Management of UTI Flashcards
(42 cards)
What are the types of genitourinary infections?
Urethritis, cystitis, pyelonephritis, prostatitis, epididymitis.
What patient factors make a UTI complicated?
Male sex, pregnancy, structural abnormalities, immunocompromised, urologic procedures, catheter use.
What are the most common pathogens in uncomplicated UTIs?
Escherichia coli, Proteus mirabilis, Klebsiella pneumoniae, Staphylococcus saprophyticus.
What are the common pathogens in complicated UTIs and catheter-associated infections?
E. coli, Proteus, Klebsiella, Enterococcus, Pseudomonas, other enteric Gram-negatives.
What are hallmark symptoms of cystitis?
Dysuria, urinary urgency, frequency, suprapubic pain.
What symptoms distinguish pyelonephritis?
Fever, chills, nausea, vomiting, CVA tenderness.
What urinalysis findings support UTI diagnosis?
Positive leukocyte esterase, nitrites, WBC ≥10/hpf, and bacteria.
How is UTI confirmed via urine culture?
≥10^5 CFU/mL in clean-catch or ≥10^3 CFU/mL in catheter sample.
When should asymptomatic bacteriuria be treated?
Only in pregnancy or prior to urologic procedures with expected mucosal bleeding.
Why should ASB generally not be treated?
Overtreatment increases antimicrobial resistance and causes unnecessary adverse effects.
What oral agents are used for uncomplicated UTI?
Nitrofurantoin, TMP-SMX, fosfomycin, beta-lactams, fluoroquinolones (if needed).
Which UTI agents should only be used if susceptibility confirmed?
Amoxicillin, due to high resistance.
What is the first-line therapy duration for nitrofurantoin in uncomplicated UTI?
5 days.
What IV agents are used for empiric treatment of complicated UTI?
Ampicillin + gentamicin, ceftriaxone, cefepime, gentamicin monotherapy (based on local susceptibilities).
What is the typical duration of therapy for complicated UTI?
7–14 days depending on severity and response.
What antibiotics are preferred for bacterial prostatitis?
Fluoroquinolones, TMP-SMX, possibly beta-lactams (e.g., cephalexin, amoxicillin/clavulanate).
Why must prostate penetration be considered in prostatitis treatment?
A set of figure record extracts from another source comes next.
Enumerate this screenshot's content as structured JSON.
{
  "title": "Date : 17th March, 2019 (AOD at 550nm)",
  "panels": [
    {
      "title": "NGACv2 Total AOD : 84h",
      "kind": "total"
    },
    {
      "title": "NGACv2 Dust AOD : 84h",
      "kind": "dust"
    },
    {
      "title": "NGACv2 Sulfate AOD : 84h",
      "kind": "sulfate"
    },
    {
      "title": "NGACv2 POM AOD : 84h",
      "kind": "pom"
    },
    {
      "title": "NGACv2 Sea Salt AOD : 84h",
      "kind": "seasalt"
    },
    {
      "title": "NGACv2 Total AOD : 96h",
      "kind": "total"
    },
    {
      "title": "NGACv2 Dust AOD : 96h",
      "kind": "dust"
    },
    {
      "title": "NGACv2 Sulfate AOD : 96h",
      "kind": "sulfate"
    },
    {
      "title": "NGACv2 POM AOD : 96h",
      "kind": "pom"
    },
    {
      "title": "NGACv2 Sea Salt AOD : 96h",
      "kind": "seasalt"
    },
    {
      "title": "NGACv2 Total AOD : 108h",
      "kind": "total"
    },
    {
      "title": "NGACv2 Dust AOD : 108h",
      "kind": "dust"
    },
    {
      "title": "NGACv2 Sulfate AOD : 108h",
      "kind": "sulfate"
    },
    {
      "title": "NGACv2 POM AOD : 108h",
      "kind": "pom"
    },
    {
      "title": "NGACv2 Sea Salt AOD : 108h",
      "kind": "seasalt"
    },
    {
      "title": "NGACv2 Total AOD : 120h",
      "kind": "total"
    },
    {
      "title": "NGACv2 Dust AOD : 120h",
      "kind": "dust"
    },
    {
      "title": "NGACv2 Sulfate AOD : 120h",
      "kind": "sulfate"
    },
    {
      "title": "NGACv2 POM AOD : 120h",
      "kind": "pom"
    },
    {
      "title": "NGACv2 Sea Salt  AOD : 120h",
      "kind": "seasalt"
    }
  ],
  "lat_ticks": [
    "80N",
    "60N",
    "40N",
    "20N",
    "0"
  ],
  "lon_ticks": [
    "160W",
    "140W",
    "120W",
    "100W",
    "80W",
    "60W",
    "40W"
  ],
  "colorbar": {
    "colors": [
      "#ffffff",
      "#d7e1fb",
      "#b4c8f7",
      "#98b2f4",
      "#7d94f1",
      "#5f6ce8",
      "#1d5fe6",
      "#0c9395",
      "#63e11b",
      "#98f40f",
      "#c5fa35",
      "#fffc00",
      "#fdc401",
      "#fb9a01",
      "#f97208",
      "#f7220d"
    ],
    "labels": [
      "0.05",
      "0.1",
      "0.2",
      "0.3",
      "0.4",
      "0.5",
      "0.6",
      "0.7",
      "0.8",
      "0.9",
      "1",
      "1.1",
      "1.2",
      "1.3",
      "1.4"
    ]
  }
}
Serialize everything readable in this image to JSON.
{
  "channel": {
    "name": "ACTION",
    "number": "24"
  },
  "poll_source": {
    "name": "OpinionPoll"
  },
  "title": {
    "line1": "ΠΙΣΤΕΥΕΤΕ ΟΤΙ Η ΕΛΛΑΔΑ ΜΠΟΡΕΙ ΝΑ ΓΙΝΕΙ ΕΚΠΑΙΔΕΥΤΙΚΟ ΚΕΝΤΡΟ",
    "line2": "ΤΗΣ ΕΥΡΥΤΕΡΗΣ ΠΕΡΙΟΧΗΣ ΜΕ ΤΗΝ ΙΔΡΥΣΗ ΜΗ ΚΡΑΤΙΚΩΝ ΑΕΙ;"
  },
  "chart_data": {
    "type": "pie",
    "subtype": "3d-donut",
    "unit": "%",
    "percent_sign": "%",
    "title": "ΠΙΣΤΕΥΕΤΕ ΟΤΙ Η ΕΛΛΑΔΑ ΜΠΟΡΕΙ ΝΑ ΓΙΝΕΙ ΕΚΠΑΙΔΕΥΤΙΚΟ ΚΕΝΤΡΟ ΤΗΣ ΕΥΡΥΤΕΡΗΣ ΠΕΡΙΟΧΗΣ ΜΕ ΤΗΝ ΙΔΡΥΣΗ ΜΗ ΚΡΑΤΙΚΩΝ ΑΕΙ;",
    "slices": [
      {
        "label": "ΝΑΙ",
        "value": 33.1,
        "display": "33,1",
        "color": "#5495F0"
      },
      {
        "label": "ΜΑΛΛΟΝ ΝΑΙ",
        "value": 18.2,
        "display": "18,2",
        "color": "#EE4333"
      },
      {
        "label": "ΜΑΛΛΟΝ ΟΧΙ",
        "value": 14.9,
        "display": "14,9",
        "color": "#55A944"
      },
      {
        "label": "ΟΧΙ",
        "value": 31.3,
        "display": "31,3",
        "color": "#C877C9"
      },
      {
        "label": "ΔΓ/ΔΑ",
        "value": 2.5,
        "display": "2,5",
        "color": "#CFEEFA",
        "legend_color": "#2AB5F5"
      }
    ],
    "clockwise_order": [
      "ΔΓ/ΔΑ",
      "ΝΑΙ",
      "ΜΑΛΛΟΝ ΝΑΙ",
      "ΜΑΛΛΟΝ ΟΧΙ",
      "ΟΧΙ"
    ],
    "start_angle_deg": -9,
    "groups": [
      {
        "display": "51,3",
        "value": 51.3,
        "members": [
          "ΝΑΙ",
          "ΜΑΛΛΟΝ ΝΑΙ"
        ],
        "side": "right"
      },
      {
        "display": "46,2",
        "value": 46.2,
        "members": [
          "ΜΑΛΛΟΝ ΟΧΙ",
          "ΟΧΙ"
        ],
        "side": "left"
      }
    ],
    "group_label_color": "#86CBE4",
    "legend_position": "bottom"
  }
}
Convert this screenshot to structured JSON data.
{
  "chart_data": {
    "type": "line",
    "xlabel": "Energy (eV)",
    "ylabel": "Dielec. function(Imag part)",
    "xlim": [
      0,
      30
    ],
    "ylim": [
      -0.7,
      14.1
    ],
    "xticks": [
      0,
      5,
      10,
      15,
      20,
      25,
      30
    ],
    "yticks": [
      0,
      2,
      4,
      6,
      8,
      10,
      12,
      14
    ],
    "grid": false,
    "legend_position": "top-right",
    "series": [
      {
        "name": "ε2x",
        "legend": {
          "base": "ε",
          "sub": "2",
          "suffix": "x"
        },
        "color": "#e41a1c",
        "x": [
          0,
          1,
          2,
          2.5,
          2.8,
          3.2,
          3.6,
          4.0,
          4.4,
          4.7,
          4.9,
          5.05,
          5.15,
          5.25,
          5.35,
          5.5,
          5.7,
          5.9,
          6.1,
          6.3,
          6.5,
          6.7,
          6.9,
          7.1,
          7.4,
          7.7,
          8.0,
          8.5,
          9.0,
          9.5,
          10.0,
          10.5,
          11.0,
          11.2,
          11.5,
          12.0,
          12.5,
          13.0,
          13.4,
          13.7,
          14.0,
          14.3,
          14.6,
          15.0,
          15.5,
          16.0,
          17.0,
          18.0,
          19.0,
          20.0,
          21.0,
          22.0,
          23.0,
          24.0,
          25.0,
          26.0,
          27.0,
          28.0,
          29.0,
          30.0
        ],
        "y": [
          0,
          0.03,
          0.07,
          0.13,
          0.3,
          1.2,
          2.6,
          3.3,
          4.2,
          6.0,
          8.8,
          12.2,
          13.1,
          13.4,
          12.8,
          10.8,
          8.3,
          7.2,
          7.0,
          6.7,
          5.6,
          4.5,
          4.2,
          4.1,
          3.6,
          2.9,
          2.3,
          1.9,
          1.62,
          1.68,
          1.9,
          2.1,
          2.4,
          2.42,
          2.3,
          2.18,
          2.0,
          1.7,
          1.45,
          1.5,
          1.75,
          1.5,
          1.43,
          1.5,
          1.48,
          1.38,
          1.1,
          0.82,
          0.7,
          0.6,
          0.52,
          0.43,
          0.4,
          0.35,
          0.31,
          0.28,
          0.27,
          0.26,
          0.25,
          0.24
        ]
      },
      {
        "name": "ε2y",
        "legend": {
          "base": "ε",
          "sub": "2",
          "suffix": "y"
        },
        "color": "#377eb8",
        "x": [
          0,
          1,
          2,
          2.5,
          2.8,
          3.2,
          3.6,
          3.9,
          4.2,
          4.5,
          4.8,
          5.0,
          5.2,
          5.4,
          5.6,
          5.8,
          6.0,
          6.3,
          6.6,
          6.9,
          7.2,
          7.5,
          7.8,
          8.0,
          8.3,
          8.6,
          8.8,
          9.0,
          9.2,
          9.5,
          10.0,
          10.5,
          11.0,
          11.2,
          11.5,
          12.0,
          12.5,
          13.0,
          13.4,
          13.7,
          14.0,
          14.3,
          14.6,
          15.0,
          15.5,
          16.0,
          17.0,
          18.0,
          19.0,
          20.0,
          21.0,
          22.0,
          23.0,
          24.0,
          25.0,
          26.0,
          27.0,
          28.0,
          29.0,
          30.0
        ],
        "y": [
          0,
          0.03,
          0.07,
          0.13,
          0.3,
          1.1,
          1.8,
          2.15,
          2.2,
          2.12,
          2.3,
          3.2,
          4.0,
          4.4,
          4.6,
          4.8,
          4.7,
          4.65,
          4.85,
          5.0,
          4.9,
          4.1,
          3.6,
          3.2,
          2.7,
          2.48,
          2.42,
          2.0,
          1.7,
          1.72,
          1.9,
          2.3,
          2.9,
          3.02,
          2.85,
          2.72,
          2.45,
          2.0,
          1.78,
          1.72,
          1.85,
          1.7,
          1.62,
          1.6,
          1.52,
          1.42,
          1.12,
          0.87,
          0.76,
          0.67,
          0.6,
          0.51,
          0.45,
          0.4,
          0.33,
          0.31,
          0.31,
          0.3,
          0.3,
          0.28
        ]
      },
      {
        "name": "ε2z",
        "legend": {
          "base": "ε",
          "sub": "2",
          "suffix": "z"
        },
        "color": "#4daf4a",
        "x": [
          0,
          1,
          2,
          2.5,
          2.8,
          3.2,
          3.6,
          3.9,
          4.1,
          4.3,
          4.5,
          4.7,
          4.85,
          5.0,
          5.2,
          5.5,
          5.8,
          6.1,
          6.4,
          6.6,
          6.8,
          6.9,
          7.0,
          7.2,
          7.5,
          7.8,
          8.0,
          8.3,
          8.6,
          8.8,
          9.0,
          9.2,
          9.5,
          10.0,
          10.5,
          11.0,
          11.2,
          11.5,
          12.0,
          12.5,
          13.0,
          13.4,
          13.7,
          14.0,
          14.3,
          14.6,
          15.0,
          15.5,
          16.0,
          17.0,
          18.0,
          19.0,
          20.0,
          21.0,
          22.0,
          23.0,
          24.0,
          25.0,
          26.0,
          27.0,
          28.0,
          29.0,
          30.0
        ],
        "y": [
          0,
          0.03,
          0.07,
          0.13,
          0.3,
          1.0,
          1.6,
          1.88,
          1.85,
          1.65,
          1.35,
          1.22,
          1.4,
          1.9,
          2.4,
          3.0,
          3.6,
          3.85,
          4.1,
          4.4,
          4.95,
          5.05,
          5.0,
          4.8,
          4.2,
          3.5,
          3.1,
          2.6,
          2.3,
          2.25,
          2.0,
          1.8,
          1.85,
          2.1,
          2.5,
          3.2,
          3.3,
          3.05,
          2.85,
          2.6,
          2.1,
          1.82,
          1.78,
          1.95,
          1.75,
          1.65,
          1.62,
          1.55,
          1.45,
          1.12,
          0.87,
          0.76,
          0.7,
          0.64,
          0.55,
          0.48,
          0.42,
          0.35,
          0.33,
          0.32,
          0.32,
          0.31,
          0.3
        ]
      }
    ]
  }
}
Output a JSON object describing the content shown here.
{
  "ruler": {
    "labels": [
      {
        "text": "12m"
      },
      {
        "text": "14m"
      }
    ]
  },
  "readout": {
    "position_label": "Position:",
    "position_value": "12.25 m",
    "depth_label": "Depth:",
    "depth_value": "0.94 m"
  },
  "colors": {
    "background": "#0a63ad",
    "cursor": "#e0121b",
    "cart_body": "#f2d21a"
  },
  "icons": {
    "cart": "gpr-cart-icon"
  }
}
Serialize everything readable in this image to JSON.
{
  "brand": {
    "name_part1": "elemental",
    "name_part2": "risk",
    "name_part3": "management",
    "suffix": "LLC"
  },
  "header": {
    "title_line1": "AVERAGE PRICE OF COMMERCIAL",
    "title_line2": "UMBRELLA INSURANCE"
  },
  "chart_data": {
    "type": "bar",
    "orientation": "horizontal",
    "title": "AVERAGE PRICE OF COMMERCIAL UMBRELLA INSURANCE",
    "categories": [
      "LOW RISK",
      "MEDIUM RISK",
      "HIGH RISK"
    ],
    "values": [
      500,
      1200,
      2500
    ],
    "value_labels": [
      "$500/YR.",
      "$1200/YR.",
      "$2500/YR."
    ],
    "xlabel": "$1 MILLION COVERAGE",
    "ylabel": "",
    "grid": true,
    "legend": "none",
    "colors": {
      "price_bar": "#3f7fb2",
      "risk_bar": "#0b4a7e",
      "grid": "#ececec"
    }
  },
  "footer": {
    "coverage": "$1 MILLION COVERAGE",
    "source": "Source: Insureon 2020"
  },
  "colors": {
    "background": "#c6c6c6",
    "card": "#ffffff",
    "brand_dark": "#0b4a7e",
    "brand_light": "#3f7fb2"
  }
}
Prostate lacks active transport; drug must be lipid-soluble and unbound for penetration.
What defines a recurrent UTI?
≥3 infections in 1 year or ≥2 in 6 months.
What are common causes of recurrent UTIs?
Sexual activity, postmenopausal changes, urologic abnormalities.
What is a prophylaxis strategy for recurrent UTI when no modifiable risk is found?
Use narrow-spectrum prophylactic antibiotics (e.g., low-dose nitrofurantoin, TMP-SMX).
What is the first-line antibiotic for uncomplicated cystitis?
Nitrofurantoin 100 mg BID for 5 days.
What is the alternative to nitrofurantoin for uncomplicated UTI?
TMP-SMX DS BID for 3 days (if local resistance <20%).
When is fosfomycin appropriate for UTI?
As single-dose therapy (3 g x 1) for uncomplicated cystitis; especially if resistance is a concern.
Why is amoxicillin not first-line for uncomplicated UTI?
High resistance rates; only use if susceptibility known.